- Dummy encoding: In order to represent a categorical variable in a machine learning model, it usually must be somehow coded numerically before it is used in the training of a model. The easiest way to do so is to create a series of dummy variables (k-1 dummies for a variable with k distinct categories) that take on a value of 1 when the original field is equal to the kth category and 0 otherwise. As one level can be represented when all of the dummy variables are set to 0, there should be one less dummy variable compared to the total number of unique categories of the variable to avoid redundancy. An illustration of dummy variable transformation is shown below, assuming the four categories for country are the only unique values present in the dataset.
- Ordinal Encoding: This is another way to convert a categorical variable into a numeric representation suitable for model training. Unlike dummy encoding, ordinal encoding requires knowledge of the target values corresponding to each observation. It works by sorting the original data in ascending order by the values of the target and then replacing the raw values with the index of the sorted data. An advantage of ordinal encoding is that it creates a monotonic relationship between the transformed input variable and target, which is beneficial for some algorithms. It is important to obtain the mapping from the original to transformed version of the variable using only the training data to avoid information from the test set leaking into the training process and possibly inducing bias.

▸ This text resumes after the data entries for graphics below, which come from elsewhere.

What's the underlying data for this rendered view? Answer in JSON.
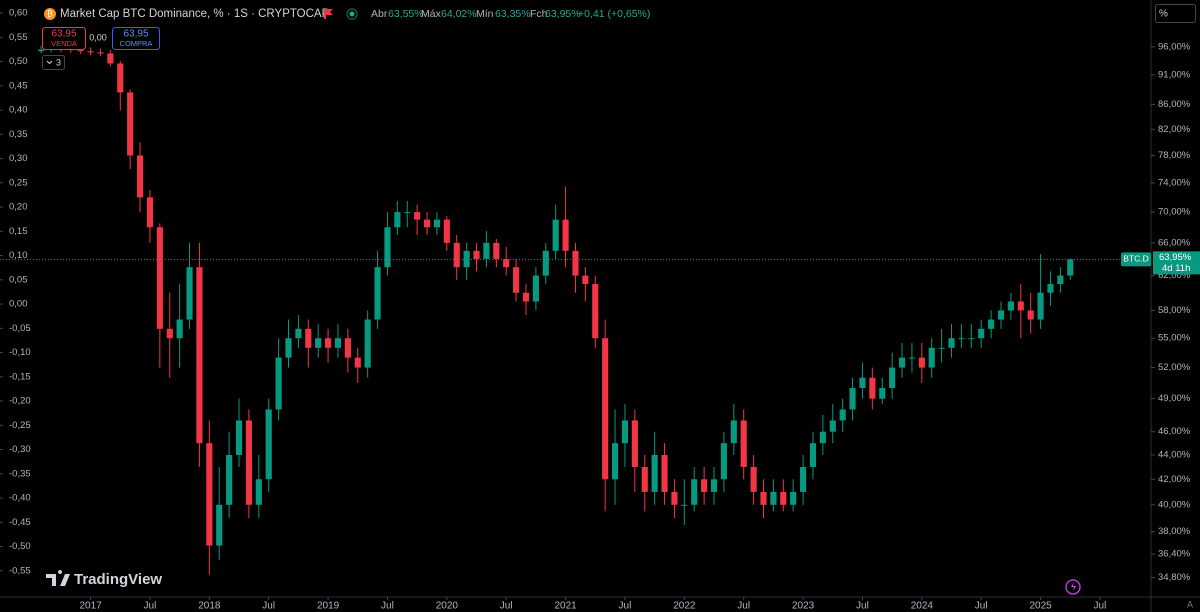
{
  "header": {
    "title": "Market Cap BTC Dominance, % · 1S · CRYPTOCAP",
    "open_label": "Abr",
    "open": "63,55%",
    "high_label": "Máx",
    "high": "64,02%",
    "low_label": "Mín",
    "low": "63,35%",
    "close_label": "Fch",
    "close": "63,95%",
    "change": "+0,41 (+0,65%)"
  },
  "trade": {
    "sell_price": "63,95",
    "sell": "VENDA",
    "spread": "0,00",
    "buy_price": "63,95",
    "buy": "COMPRA",
    "indicators_count": "3"
  },
  "price_label": {
    "symbol": "BTC.D",
    "price": "63,95%",
    "countdown": "4d 11h"
  },
  "brand": "TradingView",
  "scale_mode": "%",
  "auto_scale": "A",
  "chart_data": {
    "type": "candlestick",
    "up_color": "#089981",
    "down_color": "#f23645",
    "log_scale": true,
    "x": [
      "2016-08",
      "2016-09",
      "2016-10",
      "2016-11",
      "2016-12",
      "2017-01",
      "2017-02",
      "2017-03",
      "2017-04",
      "2017-05",
      "2017-06",
      "2017-07",
      "2017-08",
      "2017-09",
      "2017-10",
      "2017-11",
      "2017-12",
      "2018-01",
      "2018-02",
      "2018-03",
      "2018-04",
      "2018-05",
      "2018-06",
      "2018-07",
      "2018-08",
      "2018-09",
      "2018-10",
      "2018-11",
      "2018-12",
      "2019-01",
      "2019-02",
      "2019-03",
      "2019-04",
      "2019-05",
      "2019-06",
      "2019-07",
      "2019-08",
      "2019-09",
      "2019-10",
      "2019-11",
      "2019-12",
      "2020-01",
      "2020-02",
      "2020-03",
      "2020-04",
      "2020-05",
      "2020-06",
      "2020-07",
      "2020-08",
      "2020-09",
      "2020-10",
      "2020-11",
      "2020-12",
      "2021-01",
      "2021-02",
      "2021-03",
      "2021-04",
      "2021-05",
      "2021-06",
      "2021-07",
      "2021-08",
      "2021-09",
      "2021-10",
      "2021-11",
      "2021-12",
      "2022-01",
      "2022-02",
      "2022-03",
      "2022-04",
      "2022-05",
      "2022-06",
      "2022-07",
      "2022-08",
      "2022-09",
      "2022-10",
      "2022-11",
      "2022-12",
      "2023-01",
      "2023-02",
      "2023-03",
      "2023-04",
      "2023-05",
      "2023-06",
      "2023-07",
      "2023-08",
      "2023-09",
      "2023-10",
      "2023-11",
      "2023-12",
      "2024-01",
      "2024-02",
      "2024-03",
      "2024-04",
      "2024-05",
      "2024-06",
      "2024-07",
      "2024-08",
      "2024-09",
      "2024-10",
      "2024-11",
      "2024-12",
      "2025-01",
      "2025-02",
      "2025-03",
      "2025-04"
    ],
    "open": [
      95.2,
      95.5,
      95.8,
      95.6,
      95.4,
      95.2,
      95.0,
      94.8,
      93,
      88,
      78,
      72,
      68,
      56,
      55,
      57,
      63,
      45,
      37,
      40,
      44,
      47,
      40,
      42,
      48,
      53,
      55,
      56,
      54,
      55,
      54,
      55,
      53,
      52,
      57,
      63,
      68,
      70,
      70,
      69,
      68,
      69,
      66,
      63,
      65,
      64,
      66,
      64,
      63,
      60,
      59,
      62,
      65,
      69,
      65,
      62,
      61,
      55,
      42,
      45,
      47,
      43,
      41,
      44,
      41,
      40,
      40,
      42,
      41,
      42,
      45,
      47,
      43,
      41,
      40,
      41,
      40,
      41,
      43,
      45,
      46,
      47,
      48,
      50,
      51,
      49,
      50,
      52,
      53,
      53,
      52,
      54,
      54,
      55,
      55,
      55,
      56,
      57,
      58,
      59,
      58,
      57,
      60,
      61,
      62
    ],
    "high": [
      96.2,
      96.5,
      96.4,
      96.1,
      96.0,
      95.9,
      95.7,
      95.5,
      93.5,
      88.5,
      80,
      73,
      68.5,
      60,
      61,
      66,
      66,
      47,
      43,
      46,
      49,
      48,
      44,
      49,
      55,
      57,
      57.5,
      57,
      56.5,
      56,
      56.5,
      56,
      54,
      58,
      65,
      70,
      71.5,
      71.5,
      71,
      70,
      70,
      69.5,
      67,
      66,
      66,
      67.5,
      66.5,
      65.5,
      64,
      61,
      63,
      66,
      71,
      73.5,
      66,
      63,
      62,
      57,
      48,
      48.5,
      48,
      44,
      46,
      45,
      42,
      42,
      43,
      43,
      43,
      46,
      48.5,
      48,
      44,
      42,
      42,
      42,
      42,
      44,
      46,
      47.5,
      48.5,
      49,
      51,
      52.5,
      52,
      51,
      53.5,
      54.5,
      54.5,
      54.5,
      55,
      56,
      56.5,
      56.5,
      56.5,
      57,
      58,
      59,
      60,
      61,
      60,
      64.6,
      62.5,
      63,
      64.02
    ],
    "low": [
      94.8,
      95.0,
      95.1,
      94.9,
      94.7,
      94.5,
      94.3,
      92.5,
      85,
      76,
      70,
      66,
      52,
      51,
      52,
      56,
      43,
      35,
      36,
      39,
      43,
      39,
      39,
      41,
      47,
      52,
      54,
      52,
      53,
      52.5,
      53,
      51.5,
      50.5,
      51,
      56,
      62,
      67,
      68,
      67,
      67,
      67,
      65,
      61.5,
      61.5,
      62.5,
      63,
      63,
      62,
      59,
      57.5,
      58,
      61,
      64,
      63,
      60,
      59,
      54,
      39.5,
      40,
      43,
      41,
      39.5,
      40,
      40,
      39,
      38.5,
      39.5,
      40,
      40,
      41,
      44,
      42,
      40,
      39,
      39.5,
      39.5,
      39.5,
      40,
      42,
      44,
      45,
      46,
      47,
      49,
      48,
      48.5,
      49,
      51,
      51.5,
      50.5,
      51,
      52.5,
      53,
      54,
      54,
      54,
      55,
      56,
      57,
      55,
      55.5,
      56,
      58.5,
      60,
      61.5
    ],
    "close": [
      95.5,
      95.8,
      95.6,
      95.4,
      95.2,
      95.0,
      94.8,
      93,
      88,
      78,
      72,
      68,
      56,
      55,
      57,
      63,
      45,
      37,
      40,
      44,
      47,
      40,
      42,
      48,
      53,
      55,
      56,
      54,
      55,
      54,
      55,
      53,
      52,
      57,
      63,
      68,
      70,
      70,
      69,
      68,
      69,
      66,
      63,
      65,
      64,
      66,
      64,
      63,
      60,
      59,
      62,
      65,
      69,
      65,
      62,
      61,
      55,
      42,
      45,
      47,
      43,
      41,
      44,
      41,
      40,
      40,
      42,
      41,
      42,
      45,
      47,
      43,
      41,
      40,
      41,
      40,
      41,
      43,
      45,
      46,
      47,
      48,
      50,
      51,
      49,
      50,
      52,
      53,
      53,
      52,
      54,
      54,
      55,
      55,
      55,
      56,
      57,
      58,
      59,
      58,
      57,
      60,
      61,
      62,
      63.95
    ],
    "ylim": [
      33.6,
      105
    ],
    "yticks": [
      {
        "value": 34.8,
        "label": "34,80%"
      },
      {
        "value": 36.4,
        "label": "36,40%"
      },
      {
        "value": 38,
        "label": "38,00%"
      },
      {
        "value": 40,
        "label": "40,00%"
      },
      {
        "value": 42,
        "label": "42,00%"
      },
      {
        "value": 44,
        "label": "44,00%"
      },
      {
        "value": 46,
        "label": "46,00%"
      },
      {
        "value": 49,
        "label": "49,00%"
      },
      {
        "value": 52,
        "label": "52,00%"
      },
      {
        "value": 55,
        "label": "55,00%"
      },
      {
        "value": 58,
        "label": "58,00%"
      },
      {
        "value": 62,
        "label": "62,00%"
      },
      {
        "value": 66,
        "label": "66,00%"
      },
      {
        "value": 70,
        "label": "70,00%"
      },
      {
        "value": 74,
        "label": "74,00%"
      },
      {
        "value": 78,
        "label": "78,00%"
      },
      {
        "value": 82,
        "label": "82,00%"
      },
      {
        "value": 86,
        "label": "86,00%"
      },
      {
        "value": 91,
        "label": "91,00%"
      },
      {
        "value": 96,
        "label": "96,00%"
      }
    ],
    "y2lim": [
      -0.602,
      0.627
    ],
    "y2ticks": [
      {
        "value": 0.6,
        "label": "0,60"
      },
      {
        "value": 0.55,
        "label": "0,55"
      },
      {
        "value": 0.5,
        "label": "0,50"
      },
      {
        "value": 0.45,
        "label": "0,45"
      },
      {
        "value": 0.4,
        "label": "0,40"
      },
      {
        "value": 0.35,
        "label": "0,35"
      },
      {
        "value": 0.3,
        "label": "0,30"
      },
      {
        "value": 0.25,
        "label": "0,25"
      },
      {
        "value": 0.2,
        "label": "0,20"
      },
      {
        "value": 0.15,
        "label": "0,15"
      },
      {
        "value": 0.1,
        "label": "0,10"
      },
      {
        "value": 0.05,
        "label": "0,05"
      },
      {
        "value": 0,
        "label": "0,00"
      },
      {
        "value": -0.05,
        "label": "-0,05"
      },
      {
        "value": -0.1,
        "label": "-0,10"
      },
      {
        "value": -0.15,
        "label": "-0,15"
      },
      {
        "value": -0.2,
        "label": "-0,20"
      },
      {
        "value": -0.25,
        "label": "-0,25"
      },
      {
        "value": -0.3,
        "label": "-0,30"
      },
      {
        "value": -0.35,
        "label": "-0,35"
      },
      {
        "value": -0.4,
        "label": "-0,40"
      },
      {
        "value": -0.45,
        "label": "-0,45"
      },
      {
        "value": -0.5,
        "label": "-0,50"
      },
      {
        "value": -0.55,
        "label": "-0,55"
      }
    ],
    "xticks": [
      {
        "value": "2017-01",
        "label": "2017"
      },
      {
        "value": "2017-07",
        "label": "Jul"
      },
      {
        "value": "2018-01",
        "label": "2018"
      },
      {
        "value": "2018-07",
        "label": "Jul"
      },
      {
        "value": "2019-01",
        "label": "2019"
      },
      {
        "value": "2019-07",
        "label": "Jul"
      },
      {
        "value": "2020-01",
        "label": "2020"
      },
      {
        "value": "2020-07",
        "label": "Jul"
      },
      {
        "value": "2021-01",
        "label": "2021"
      },
      {
        "value": "2021-07",
        "label": "Jul"
      },
      {
        "value": "2022-01",
        "label": "2022"
      },
      {
        "value": "2022-07",
        "label": "Jul"
      },
      {
        "value": "2023-01",
        "label": "2023"
      },
      {
        "value": "2023-07",
        "label": "Jul"
      },
      {
        "value": "2024-01",
        "label": "2024"
      },
      {
        "value": "2024-07",
        "label": "Jul"
      },
      {
        "value": "2025-01",
        "label": "2025"
      },
      {
        "value": "2025-07",
        "label": "Jul"
      }
    ]
  }
}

- Text Feature Extraction: In some text fields, especially those that follow a consistent pattern throughout all of the observations, features can be extracted based on sub-components of the original text strings. In the example below, the original field contains a combination of the type and amount of a loan in the same string. Using text mining and regular expressions, the loan type can be found by extracting the first four characters of the string, and the amount by extracting separately everything after the fourth position. Note that one of the categorical encoding methods described previously would need to be applied to the Loan Type field before using it in a model.

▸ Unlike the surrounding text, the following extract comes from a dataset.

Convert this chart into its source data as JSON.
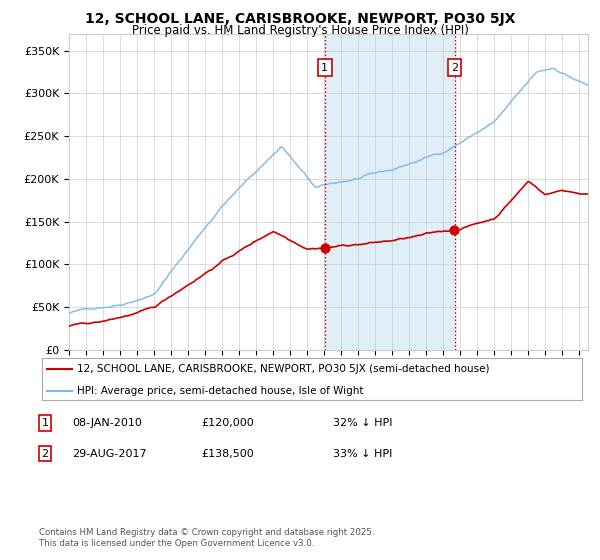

- Date Extraction: Timestamp attributes can be very informative for certain forecasting applications. A common feature engineering technique that allows one to utilize information from these types of features is to extract components from a timestamp, such as the year, month, day, or hour. More complicated dimensions such as whether the day is a weekend, holiday, or business day can also be highly predictive in certain contexts, such as sales.
- Discretization: Discretization refers to the process of binning a continuous variable into a discrete number of buckets. In some machine learning algorithms, the performance can be improved by using this kind of representation, especially if there are outliers on the original scale of the variable that cause its distribution to be skewed. There are several different techniques that can be used to discretize a continuous variable, and some of the most common are listed below:
- Equal frequency bins: This technique creates buckets that contain a roughly equal number of observations in each bin. An advantage of this approach is that it creates a balanced distribution out of the new categories created. However, it does not guarantee that the spacing between endpoints is even in the same manner.
- Equal width bins: This technique works similarly to equal frequency bins, but now, the spacing between endpoints of each bin is roughly equal. However, the number of observations falling into each bucket is no longer constrained, so some buckets might contain very few data points.
- Decision Tree discretization: This method fits a decision tree using the candidate variable as input and the target as the output. The splits it creates during the construction of the tree form the endpoints of the discrete version of the variable, and the actual values for the derived variable are usually the average values of the target at each node of the decision tree. This technique provides the advantages that using a decision tree in a supervised learning context does, but unlike the previous two methods, it does require utilizing the target variable in the discretization process.
- Subject Matter Knowledge: Depending on the context of the problem, domain knowledge might be more beneficial than a quantitative technique in determining how to create buckets. Ultimately, most data science projects are only useful if they are applied in an appropriate context that derives benefit to the stakeholders.